The View From Olympus: Obama Gets It Right, Then Wrong

President Obama again showed his conservatism in foreign affairs when he announced that all U.S. troops would be gone from Afghanistan by the end of 2016, finally (and years overdue) ending our involvement in another failed Fourth Generation war. Conservatives have no desire to spend American lives or money trying to remake hell-holes on the far side of the world.

He then followed this correct, courageous, and welcome decision by getting the strategic situation wrong again in his speech on Wednesday, May 28 at West Point. He said, “For the foreseeable future, the most direct threat to America at home and abroad remains terrorism.”

Terrorism is merely a technique, and the most part not a physically effective one. Other than the attacks on 9/11, terrorist incidents in this country have done little physical damage. The attack on the Boston Marathon killed three people.

Americans have been conditioned by excessive media coverage to react to terrorist events with panic, encouraged by the federal government because it facilitates government grabs for more power over our lives. Conservatives should see this game for what it is. Liberty requires courage, not hiding under the the bed while begging government to “protect us.” It will promise protection in return for our liberties, but leave us neither safe nor free.

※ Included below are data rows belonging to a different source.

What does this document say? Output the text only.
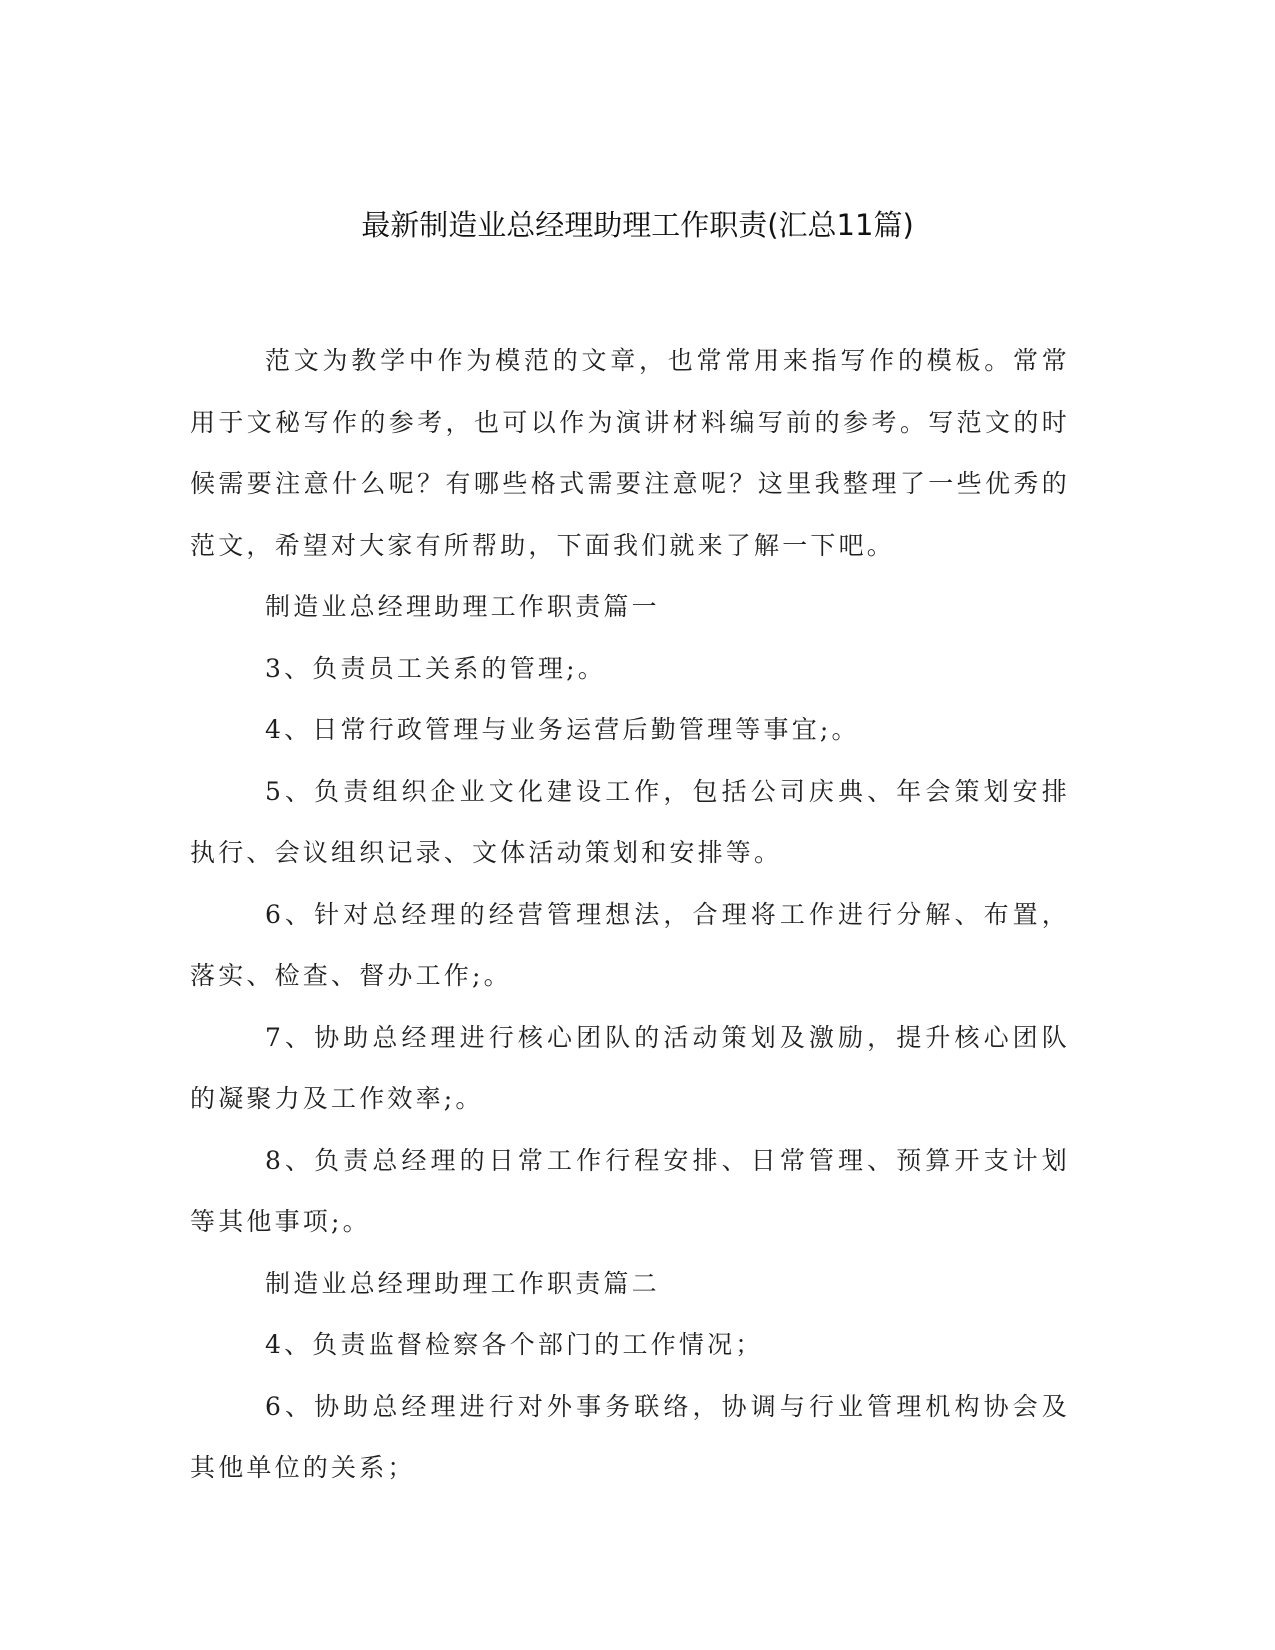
最新制造业总经理助理工作职责(汇总11篇)

范文为教学中作为模范的文章，也常常用来指写作的模板。常常用于文秘写作的参考，也可以作为演讲材料编写前的参考。写范文的时候需要注意什么呢？有哪些格式需要注意呢？这里我整理了一些优秀的范文，希望对大家有所帮助，下面我们就来了解一下吧。

制造业总经理助理工作职责篇一

3、负责员工关系的管理;。

4、日常行政管理与业务运营后勤管理等事宜;。

5、负责组织企业文化建设工作，包括公司庆典、年会策划安排执行、会议组织记录、文体活动策划和安排等。

6、针对总经理的经营管理想法，合理将工作进行分解、布置，落实、检查、督办工作;。

7、协助总经理进行核心团队的活动策划及激励，提升核心团队的凝聚力及工作效率;。

8、负责总经理的日常工作行程安排、日常管理、预算开支计划等其他事项;。

制造业总经理助理工作职责篇二

4、负责监督检察各个部门的工作情况；

6、协助总经理进行对外事务联络，协调与行业管理机构协会及其他单位的关系；
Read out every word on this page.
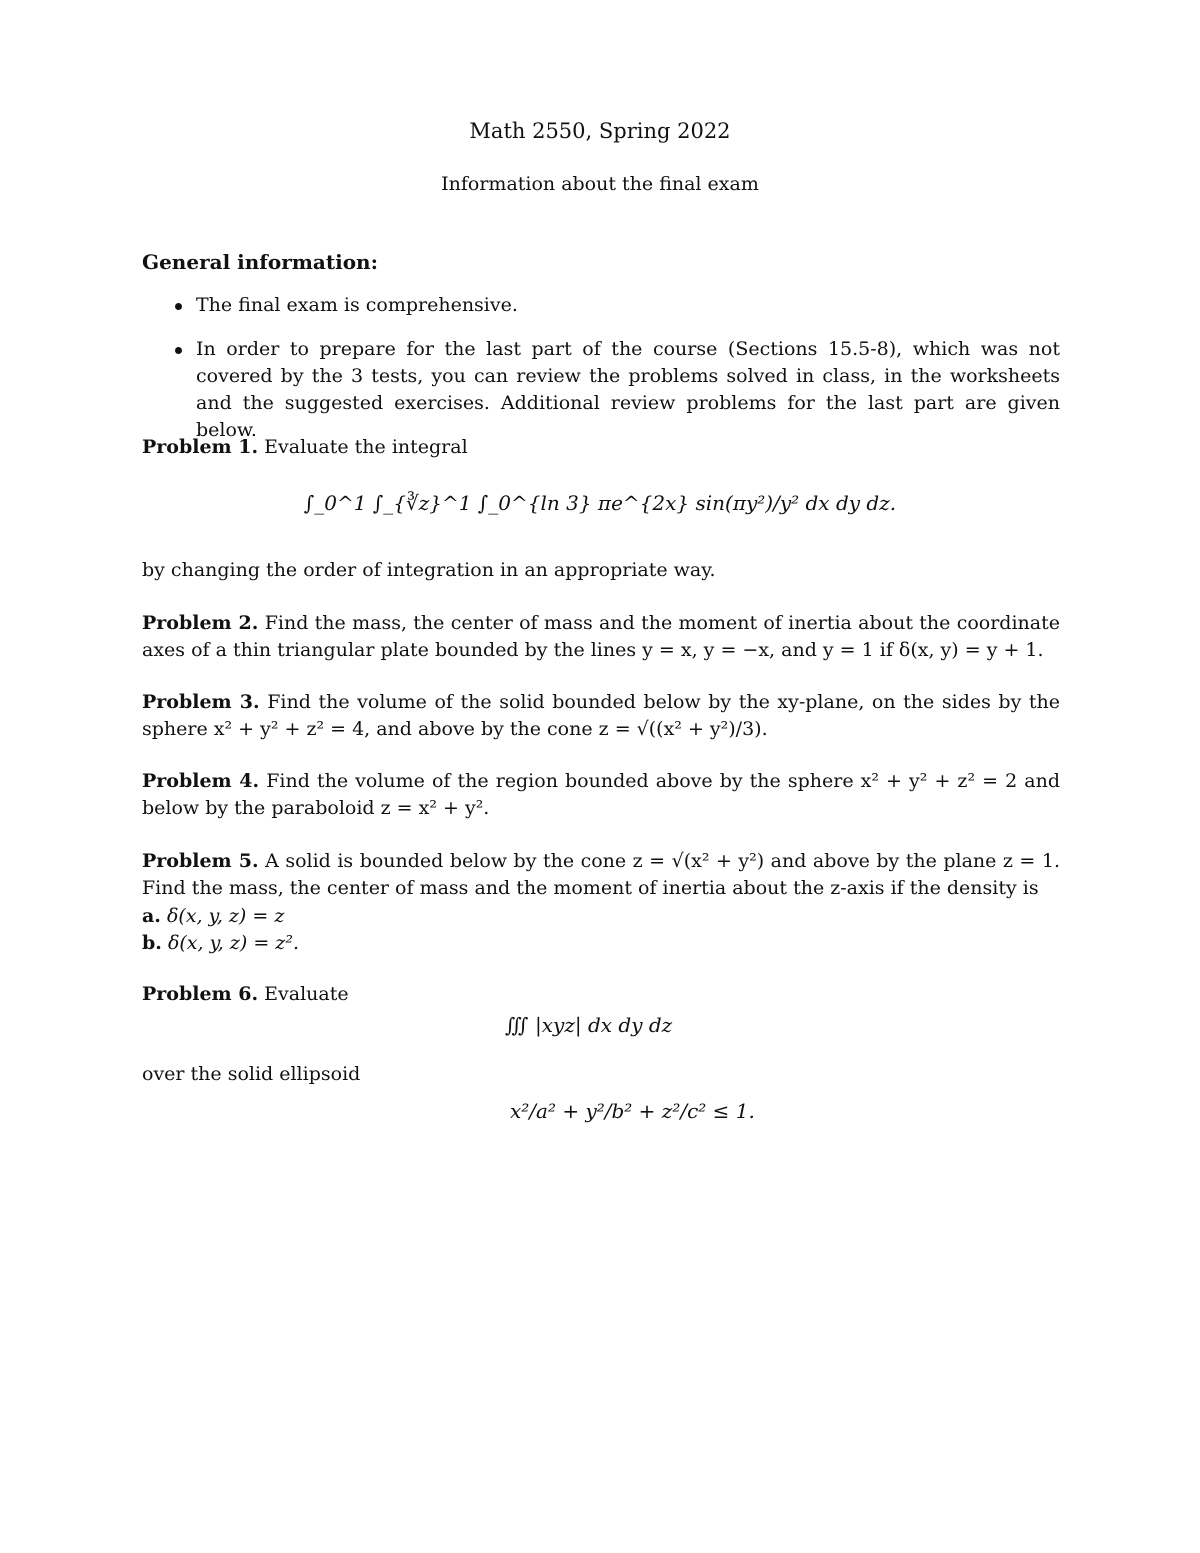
Math 2550, Spring 2022
Information about the final exam
General information:
The final exam is comprehensive.
In order to prepare for the last part of the course (Sections 15.5-8), which was not covered by the 3 tests, you can review the problems solved in class, in the worksheets and the suggested exercises. Additional review problems for the last part are given below.
Problem 1. Evaluate the integral
∫_0^1 ∫_{∛z}^1 ∫_0^{ln 3} πe^{2x} sin(πy²)/y² dx dy dz.
by changing the order of integration in an appropriate way.
Problem 2. Find the mass, the center of mass and the moment of inertia about the coordinate axes of a thin triangular plate bounded by the lines y = x, y = −x, and y = 1 if δ(x, y) = y + 1.
Problem 3. Find the volume of the solid bounded below by the xy-plane, on the sides by the sphere x² + y² + z² = 4, and above by the cone z = √((x² + y²)/3).
Problem 4. Find the volume of the region bounded above by the sphere x² + y² + z² = 2 and below by the paraboloid z = x² + y².
Problem 5. A solid is bounded below by the cone z = √(x² + y²) and above by the plane z = 1. Find the mass, the center of mass and the moment of inertia about the z-axis if the density is
a. δ(x, y, z) = z
b. δ(x, y, z) = z².
Problem 6. Evaluate
∭ |xyz| dx dy dz
over the solid ellipsoid
x²/a² + y²/b² + z²/c² ≤ 1.
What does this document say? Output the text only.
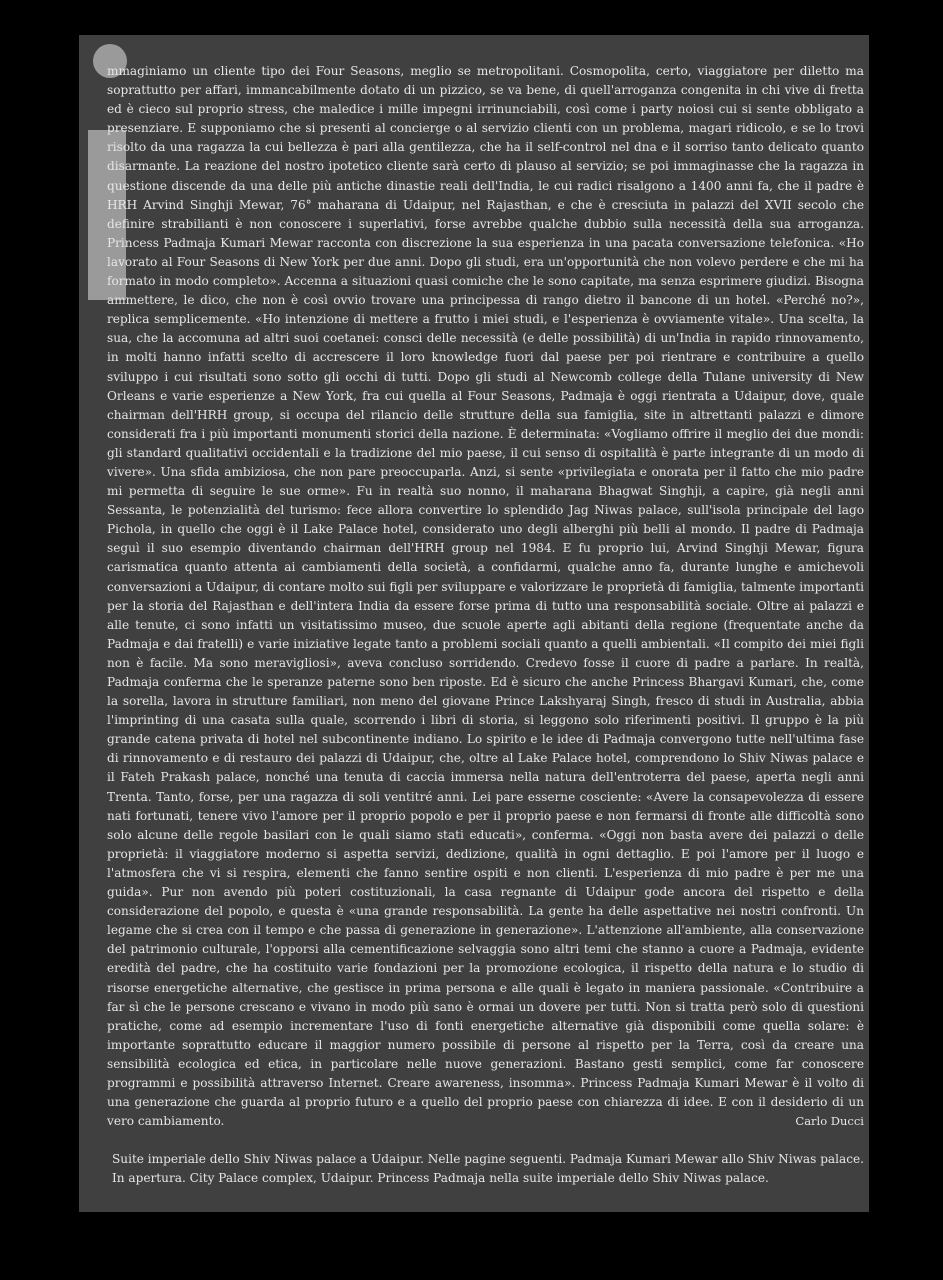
mmaginiamo un cliente tipo dei Four Seasons, meglio se metropolitani. Cosmopolita, certo, viaggiatore per diletto ma soprattutto per affari, immancabilmente dotato di un pizzico, se va bene, di quell'arroganza congenita in chi vive di fretta ed è cieco sul proprio stress, che maledice i mille impegni irrinunciabili, così come i party noiosi cui si sente obbligato a presenziare. E supponiamo che si presenti al concierge o al servizio clienti con un problema, magari ridicolo, e se lo trovi risolto da una ragazza la cui bellezza è pari alla gentilezza, che ha il self-control nel dna e il sorriso tanto delicato quanto disarmante. La reazione del nostro ipotetico cliente sarà certo di plauso al servizio; se poi immaginasse che la ragazza in questione discende da una delle più antiche dinastie reali dell'India, le cui radici risalgono a 1400 anni fa, che il padre è HRH Arvind Singhji Mewar, 76° maharana di Udaipur, nel Rajasthan, e che è cresciuta in palazzi del XVII secolo che definire strabilianti è non conoscere i superlativi, forse avrebbe qualche dubbio sulla necessità della sua arroganza. Princess Padmaja Kumari Mewar racconta con discrezione la sua esperienza in una pacata conversazione telefonica. «Ho lavorato al Four Seasons di New York per due anni. Dopo gli studi, era un'opportunità che non volevo perdere e che mi ha formato in modo completo». Accenna a situazioni quasi comiche che le sono capitate, ma senza esprimere giudizi. Bisogna ammettere, le dico, che non è così ovvio trovare una principessa di rango dietro il bancone di un hotel. «Perché no?», replica semplicemente. «Ho intenzione di mettere a frutto i miei studi, e l'esperienza è ovviamente vitale». Una scelta, la sua, che la accomuna ad altri suoi coetanei: consci delle necessità (e delle possibilità) di un'India in rapido rinnovamento, in molti hanno infatti scelto di accrescere il loro knowledge fuori dal paese per poi rientrare e contribuire a quello sviluppo i cui risultati sono sotto gli occhi di tutti. Dopo gli studi al Newcomb college della Tulane university di New Orleans e varie esperienze a New York, fra cui quella al Four Seasons, Padmaja è oggi rientrata a Udaipur, dove, quale chairman dell'HRH group, si occupa del rilancio delle strutture della sua famiglia, site in altrettanti palazzi e dimore considerati fra i più importanti monumenti storici della nazione. È determinata: «Vogliamo offrire il meglio dei due mondi: gli standard qualitativi occidentali e la tradizione del mio paese, il cui senso di ospitalità è parte integrante di un modo di vivere». Una sfida ambiziosa, che non pare preoccuparla. Anzi, si sente «privilegiata e onorata per il fatto che mio padre mi permetta di seguire le sue orme». Fu in realtà suo nonno, il maharana Bhagwat Singhji, a capire, già negli anni Sessanta, le potenzialità del turismo: fece allora convertire lo splendido Jag Niwas palace, sull'isola principale del lago Pichola, in quello che oggi è il Lake Palace hotel, considerato uno degli alberghi più belli al mondo. Il padre di Padmaja seguì il suo esempio diventando chairman dell'HRH group nel 1984. E fu proprio lui, Arvind Singhji Mewar, figura carismatica quanto attenta ai cambiamenti della società, a confidarmi, qualche anno fa, durante lunghe e amichevoli conversazioni a Udaipur, di contare molto sui figli per sviluppare e valorizzare le proprietà di famiglia, talmente importanti per la storia del Rajasthan e dell'intera India da essere forse prima di tutto una responsabilità sociale. Oltre ai palazzi e alle tenute, ci sono infatti un visitatissimo museo, due scuole aperte agli abitanti della regione (frequentate anche da Padmaja e dai fratelli) e varie iniziative legate tanto a problemi sociali quanto a quelli ambientali. «Il compito dei miei figli non è facile. Ma sono meravigliosi», aveva concluso sorridendo. Credevo fosse il cuore di padre a parlare. In realtà, Padmaja conferma che le speranze paterne sono ben riposte. Ed è sicuro che anche Princess Bhargavi Kumari, che, come la sorella, lavora in strutture familiari, non meno del giovane Prince Lakshyaraj Singh, fresco di studi in Australia, abbia l'imprinting di una casata sulla quale, scorrendo i libri di storia, si leggono solo riferimenti positivi. Il gruppo è la più grande catena privata di hotel nel subcontinente indiano. Lo spirito e le idee di Padmaja convergono tutte nell'ultima fase di rinnovamento e di restauro dei palazzi di Udaipur, che, oltre al Lake Palace hotel, comprendono lo Shiv Niwas palace e il Fateh Prakash palace, nonché una tenuta di caccia immersa nella natura dell'entroterra del paese, aperta negli anni Trenta. Tanto, forse, per una ragazza di soli ventitré anni. Lei pare esserne cosciente: «Avere la consapevolezza di essere nati fortunati, tenere vivo l'amore per il proprio popolo e per il proprio paese e non fermarsi di fronte alle difficoltà sono solo alcune delle regole basilari con le quali siamo stati educati», conferma. «Oggi non basta avere dei palazzi o delle proprietà: il viaggiatore moderno si aspetta servizi, dedizione, qualità in ogni dettaglio. E poi l'amore per il luogo e l'atmosfera che vi si respira, elementi che fanno sentire ospiti e non clienti. L'esperienza di mio padre è per me una guida». Pur non avendo più poteri costituzionali, la casa regnante di Udaipur gode ancora del rispetto e della considerazione del popolo, e questa è «una grande responsabilità. La gente ha delle aspettative nei nostri confronti. Un legame che si crea con il tempo e che passa di generazione in generazione». L'attenzione all'ambiente, alla conservazione del patrimonio culturale, l'opporsi alla cementificazione selvaggia sono altri temi che stanno a cuore a Padmaja, evidente eredità del padre, che ha costituito varie fondazioni per la promozione ecologica, il rispetto della natura e lo studio di risorse energetiche alternative, che gestisce in prima persona e alle quali è legato in maniera passionale. «Contribuire a far sì che le persone crescano e vivano in modo più sano è ormai un dovere per tutti. Non si tratta però solo di questioni pratiche, come ad esempio incrementare l'uso di fonti energetiche alternative già disponibili come quella solare: è importante soprattutto educare il maggior numero possibile di persone al rispetto per la Terra, così da creare una sensibilità ecologica ed etica, in particolare nelle nuove generazioni. Bastano gesti semplici, come far conoscere programmi e possibilità attraverso Internet. Creare awareness, insomma». Princess Padmaja Kumari Mewar è il volto di una generazione che guarda al proprio futuro e a quello del proprio paese con chiarezza di idee. E con il desiderio di un vero cambiamento.	Carlo Ducci

Suite imperiale dello Shiv Niwas palace a Udaipur. Nelle pagine seguenti. Padmaja Kumari Mewar allo Shiv Niwas palace. In apertura. City Palace complex, Udaipur. Princess Padmaja nella suite imperiale dello Shiv Niwas palace.
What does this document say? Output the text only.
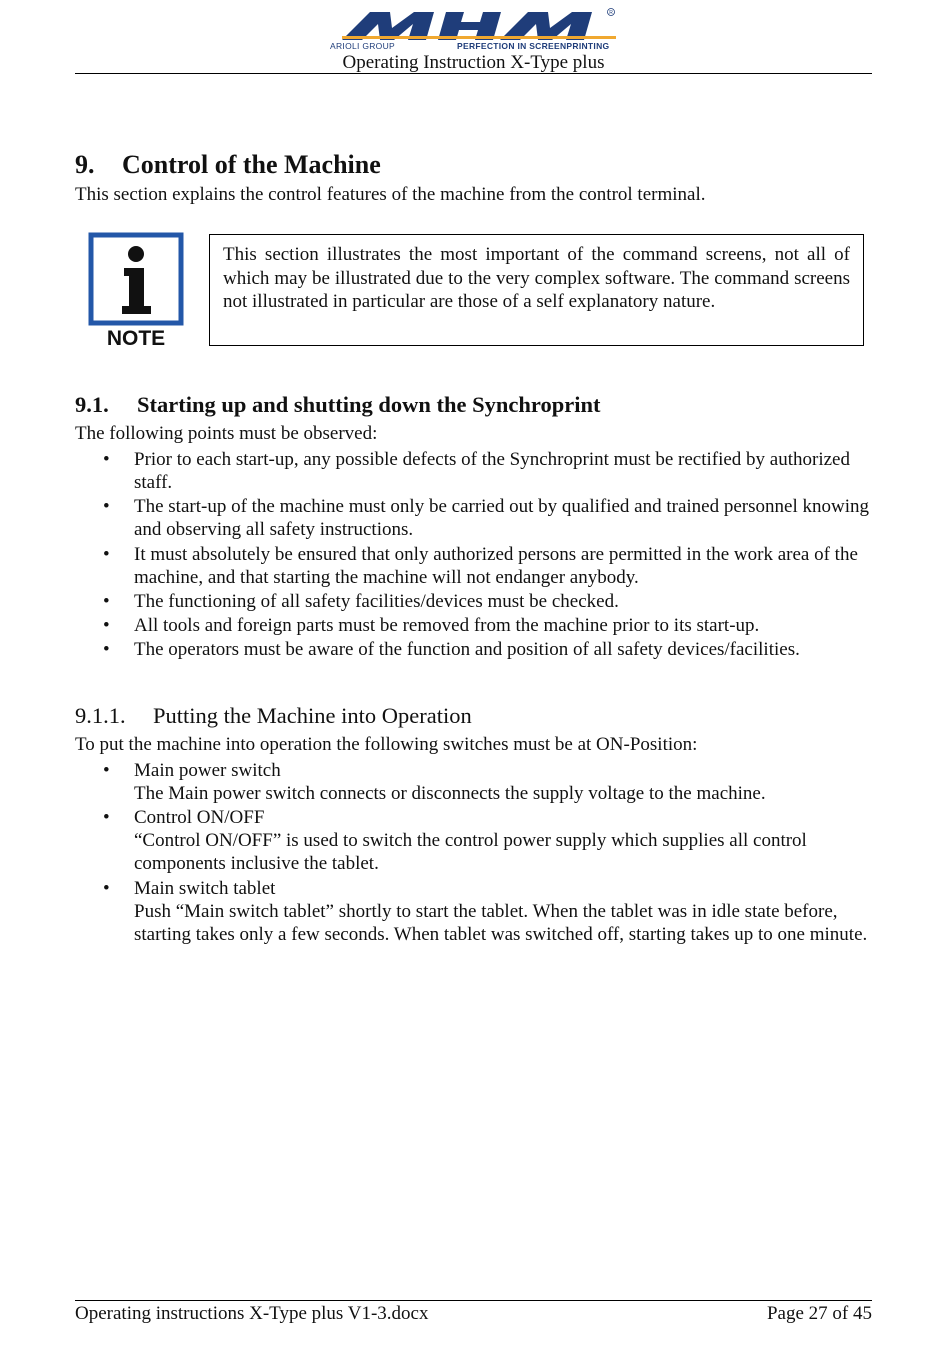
R
ARIOLI GROUP	PERFECTION IN SCREENPRINTING
Operating Instruction X-Type plus
9. Control of the Machine

This section explains the control features of the machine from the control terminal.

NOTE

This section illustrates the most important of the command screens, not all of which may be illustrated due to the very complex software. The command screens not illustrated in particular are those of a self explanatory nature.

9.1. Starting up and shutting down the Synchroprint

The following points must be observed:

• Prior to each start-up, any possible defects of the Synchroprint must be rectified by authorized staff.
• The start-up of the machine must only be carried out by qualified and trained personnel knowing and observing all safety instructions.
• It must absolutely be ensured that only authorized persons are permitted in the work area of the machine, and that starting the machine will not endanger anybody.
• The functioning of all safety facilities/devices must be checked.
• All tools and foreign parts must be removed from the machine prior to its start-up.
• The operators must be aware of the function and position of all safety devices/facilities.
9.1.1. Putting the Machine into Operation

To put the machine into operation the following switches must be at ON-Position:

• Main power switch
The Main power switch connects or disconnects the supply voltage to the machine.
• Control ON/OFF
“Control ON/OFF” is used to switch the control power supply which supplies all control components inclusive the tablet.
• Main switch tablet
Push “Main switch tablet” shortly to start the tablet. When the tablet was in idle state before, starting takes only a few seconds. When tablet was switched off, starting takes up to one minute.
Operating instructions X-Type plus V1-3.docx	Page 27 of 45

What President Obama should have said at West Point was, “For the foreseeable future, the most direct threat to Americans at home and abroad remains the increasing weakness of states.” The decline of the state and the rise of non-state entities as alternative primary loyalties is the broader phenomenon that lies behind terrorism and a great deal more besides. It underpins growing waves of migration, which are greater threats to strong states than are occasional incidents of terrorism. Weakened states provide happy homes for a growing black market economy, much of which deals in illegal substances such as dangerous drugs and also funds international gangs, themselves a potent element in Fourth Generation war. The decline of the state means the 21st century will see a world increasingly divided between centers of order and centers and sources of disorder. The challenge will be for this country to remain a center of order, and that may prove a difficult challenge.

Some people who call themselves conservatives, such as senator John McCain, a man who wants America to be at war everywhere and forever, argue that we should attempt to maintain order around the world by sending in U.S. troops. Somalia, Iraq, and Afghanistan demonstrate where that approach leads, to American failure and, on the ground, more, not less, disorder. Because the origin of the state’s weakness is a crisis of legitimacy, foreign intervention tends to make a situation worse, not better. Any state established or maintained by foreign troops is, to the locals, Vichy.

In his West Point speech, President Obama called on Congress to provide $5 billion for a “Counterterrorism Partnership Fund” to train troops from vulnerable and weak states. $5 billion is excessive — $500 million might be about right — but the training idea has some merit, if two conditions are met. First, our presence in the country in question must be close to invisible. Any visible American presence will further undermine the host state’s legitimacy. Second, the training we offer must be appropriate to the host country’s situation and capabilities. Too often, we train the locals in our outdated, Second Generation conflicts and which the locals cannot in any case do because they lack the expensive systems for delivering massive firepower that it requires. Worse, much of the training we now offer is derived from “political correctness,” aka cultural Marxism, leaving us wasting the trainees’ time with Jacobin notions of “human rights,” “respect for women” (as defined by feminism) and other ideological claptrap that is irrelevant to their culture. The Obama administration is itself the source of the latter problem, so it should be able to fix it.

But the main task the decline of the state poses for for this country is isolating ourselves (yes, I just said the forbidden word) from disorder elsewhere. This means rigid limiting of immigration, especially those immigrants who claim “refugee” status (because they come from the areas of the worst disorder), preventing international sources of disorder such as Islam from establishing bases here, breaking up gangs (at some point we may have to make gang membership itself a capital crime), and building an American economy that does not depend on imports. It is difficult to isolate yourself from sources of disorder you depend on, as our relationship with Saudi Arabia demonstrates.

These, not terrorism, are the most direct threats America faces for the foreseeable future. Like most terrorism, they are products of the decline of the state, at home and abroad. Will anyone in Washington focus on the disease and not the symptoms?